Cars are a symbol of independence, particularly for young drivers.
The unique feeling of driving your own car by yourself for the first time can seem daunting but also liberating. The knowledge that you can go anywhere you wish as long as you keep the fuel gauge up is a freedom only eclipsed by moving into your own place. Many students moving into their own accommodation this year will have the option of taking their car with them too. But before you’re tempted to bring along your pride and joy there are a few issues you might want to think about.
Without trying to sound like your parents, the most obvious disadvantage would be the cost. For instance, annual parking licences can be upwards of £250 at some city universities. More rural university accommodation tends to have cheaper parking but it is still a price you will have to pay. It is not only accommodation parking either. Parking in the town or city centre brings a world of new challenges such as permit parking, parking hours and pay and display.
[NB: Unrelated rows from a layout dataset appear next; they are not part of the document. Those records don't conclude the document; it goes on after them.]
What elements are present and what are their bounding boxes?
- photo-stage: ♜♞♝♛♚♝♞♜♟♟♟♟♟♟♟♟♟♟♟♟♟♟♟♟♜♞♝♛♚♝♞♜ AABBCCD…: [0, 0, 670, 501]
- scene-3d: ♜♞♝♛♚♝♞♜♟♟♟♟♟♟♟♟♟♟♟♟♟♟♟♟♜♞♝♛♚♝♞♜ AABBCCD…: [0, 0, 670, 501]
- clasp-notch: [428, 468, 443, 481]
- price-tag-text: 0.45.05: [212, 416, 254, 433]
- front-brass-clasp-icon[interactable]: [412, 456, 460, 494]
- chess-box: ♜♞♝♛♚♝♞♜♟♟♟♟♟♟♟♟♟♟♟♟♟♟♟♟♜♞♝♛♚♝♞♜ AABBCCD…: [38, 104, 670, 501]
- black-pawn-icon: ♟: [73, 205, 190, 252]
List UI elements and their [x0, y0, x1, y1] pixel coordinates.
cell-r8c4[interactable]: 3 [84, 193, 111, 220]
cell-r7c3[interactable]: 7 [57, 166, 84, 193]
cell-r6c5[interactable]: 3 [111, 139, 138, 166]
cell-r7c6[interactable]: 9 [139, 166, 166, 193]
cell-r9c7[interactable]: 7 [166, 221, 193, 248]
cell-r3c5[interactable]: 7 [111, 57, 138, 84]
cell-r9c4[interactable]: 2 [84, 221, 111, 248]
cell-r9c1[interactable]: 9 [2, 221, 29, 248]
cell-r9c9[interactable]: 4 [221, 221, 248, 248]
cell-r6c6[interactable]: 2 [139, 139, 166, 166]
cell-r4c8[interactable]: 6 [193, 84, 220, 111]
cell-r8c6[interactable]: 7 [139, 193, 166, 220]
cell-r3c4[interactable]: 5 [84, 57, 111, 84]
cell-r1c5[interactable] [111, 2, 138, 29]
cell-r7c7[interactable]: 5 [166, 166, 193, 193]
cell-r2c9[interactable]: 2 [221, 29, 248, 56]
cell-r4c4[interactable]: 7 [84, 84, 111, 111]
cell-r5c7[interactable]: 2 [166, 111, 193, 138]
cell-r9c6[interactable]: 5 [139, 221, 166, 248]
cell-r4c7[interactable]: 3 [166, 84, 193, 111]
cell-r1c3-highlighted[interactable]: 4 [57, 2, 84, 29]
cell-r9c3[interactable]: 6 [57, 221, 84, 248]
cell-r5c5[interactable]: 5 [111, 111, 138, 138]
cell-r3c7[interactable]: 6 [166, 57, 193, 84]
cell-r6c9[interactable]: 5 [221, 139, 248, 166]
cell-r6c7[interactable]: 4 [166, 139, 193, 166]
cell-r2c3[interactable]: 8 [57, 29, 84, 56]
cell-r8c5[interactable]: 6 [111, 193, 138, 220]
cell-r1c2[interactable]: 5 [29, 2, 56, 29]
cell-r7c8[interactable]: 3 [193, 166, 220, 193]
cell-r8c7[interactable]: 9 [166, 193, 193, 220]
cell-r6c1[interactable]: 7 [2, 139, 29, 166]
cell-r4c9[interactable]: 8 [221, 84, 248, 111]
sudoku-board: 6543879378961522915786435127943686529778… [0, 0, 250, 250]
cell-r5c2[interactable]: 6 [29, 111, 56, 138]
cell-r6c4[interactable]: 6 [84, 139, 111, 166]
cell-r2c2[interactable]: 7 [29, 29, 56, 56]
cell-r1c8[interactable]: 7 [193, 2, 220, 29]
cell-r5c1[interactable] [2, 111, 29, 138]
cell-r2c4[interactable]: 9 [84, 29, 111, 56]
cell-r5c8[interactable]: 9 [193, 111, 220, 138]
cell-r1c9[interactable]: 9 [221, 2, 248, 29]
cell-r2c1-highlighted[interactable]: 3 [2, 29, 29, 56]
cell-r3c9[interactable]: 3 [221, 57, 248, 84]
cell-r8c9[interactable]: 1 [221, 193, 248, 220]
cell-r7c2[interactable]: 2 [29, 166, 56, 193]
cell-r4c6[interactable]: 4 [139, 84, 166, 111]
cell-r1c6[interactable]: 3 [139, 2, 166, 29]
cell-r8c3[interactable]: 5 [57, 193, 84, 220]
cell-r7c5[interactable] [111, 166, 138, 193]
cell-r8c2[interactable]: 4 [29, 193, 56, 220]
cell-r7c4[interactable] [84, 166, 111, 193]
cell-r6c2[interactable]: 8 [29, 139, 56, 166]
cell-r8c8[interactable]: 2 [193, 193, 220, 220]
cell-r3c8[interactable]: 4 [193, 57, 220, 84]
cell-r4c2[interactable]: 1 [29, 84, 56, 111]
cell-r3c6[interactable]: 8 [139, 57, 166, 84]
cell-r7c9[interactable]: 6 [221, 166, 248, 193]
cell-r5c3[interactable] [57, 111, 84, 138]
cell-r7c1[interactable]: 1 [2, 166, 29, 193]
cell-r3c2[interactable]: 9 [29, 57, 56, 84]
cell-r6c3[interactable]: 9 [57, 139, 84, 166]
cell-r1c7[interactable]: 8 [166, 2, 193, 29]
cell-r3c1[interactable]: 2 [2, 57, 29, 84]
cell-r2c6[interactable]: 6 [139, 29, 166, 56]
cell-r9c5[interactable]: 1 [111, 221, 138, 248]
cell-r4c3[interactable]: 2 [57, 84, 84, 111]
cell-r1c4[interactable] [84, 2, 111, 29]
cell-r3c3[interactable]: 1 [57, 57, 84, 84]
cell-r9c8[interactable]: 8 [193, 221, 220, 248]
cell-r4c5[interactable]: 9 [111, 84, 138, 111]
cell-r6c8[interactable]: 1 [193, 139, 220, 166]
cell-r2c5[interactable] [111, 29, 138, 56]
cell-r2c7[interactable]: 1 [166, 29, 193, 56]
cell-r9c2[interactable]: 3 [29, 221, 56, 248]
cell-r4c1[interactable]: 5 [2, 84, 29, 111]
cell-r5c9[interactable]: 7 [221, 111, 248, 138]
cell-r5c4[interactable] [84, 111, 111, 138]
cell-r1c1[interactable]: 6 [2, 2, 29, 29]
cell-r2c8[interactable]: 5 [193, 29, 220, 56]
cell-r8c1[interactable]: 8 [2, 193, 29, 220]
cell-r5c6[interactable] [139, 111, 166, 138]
There is also the growing problem of congestion. Using public transport can help alleviate the issue in your area and is especially noticeable in some university towns such as Loughborough (where students account for a quarter of the population).
Alternatives like public transport, lift-sharing or even walking may convince you to leave your car behind. Bus companies also provide student discount on transport so it’s sensible to take advantage of this while you can.
Everybody knows university can become stressful, keeping on top of deadlines or even your social life can get somewhat hectic. Adding a car to this mix and all the worries that go with it like scrapes, vandalism or a dreaded breakdown is the last thing you’ll need. It’s probably worth pondering whether you’re able to deal with the difficulties car ownership can spring on you.
Despite these concerns, there are numerous plus points in taking your car to university. The unrivalled convenience is something you’ll likely end up taking for granted but if you’re in rural settings with the local town centre a bus ride away, a car will always be the more appealing option.
A car will also give you the freedom to explore beyond the university community. Not just the local area, but further afield- the next town over or perhaps county. You may have travelled the length of the country for your university, it’d be a good idea to take in as much of the culture and scenery as possible.
If your degree requires a work placement, you’ll probably find a more extensive range of jobs available to you if you can travel further quicker. Employers may even look more favourably on those with access to a car from a dependability standpoint.
Different universities and accommodation both require suitable approaches to travel. There is no right or wrong answer to this, it is solely up to you as an individual to weigh up the advantages against the disadvantages for your personal lifestyle. Hopefully these examples will be of use when you make your decision.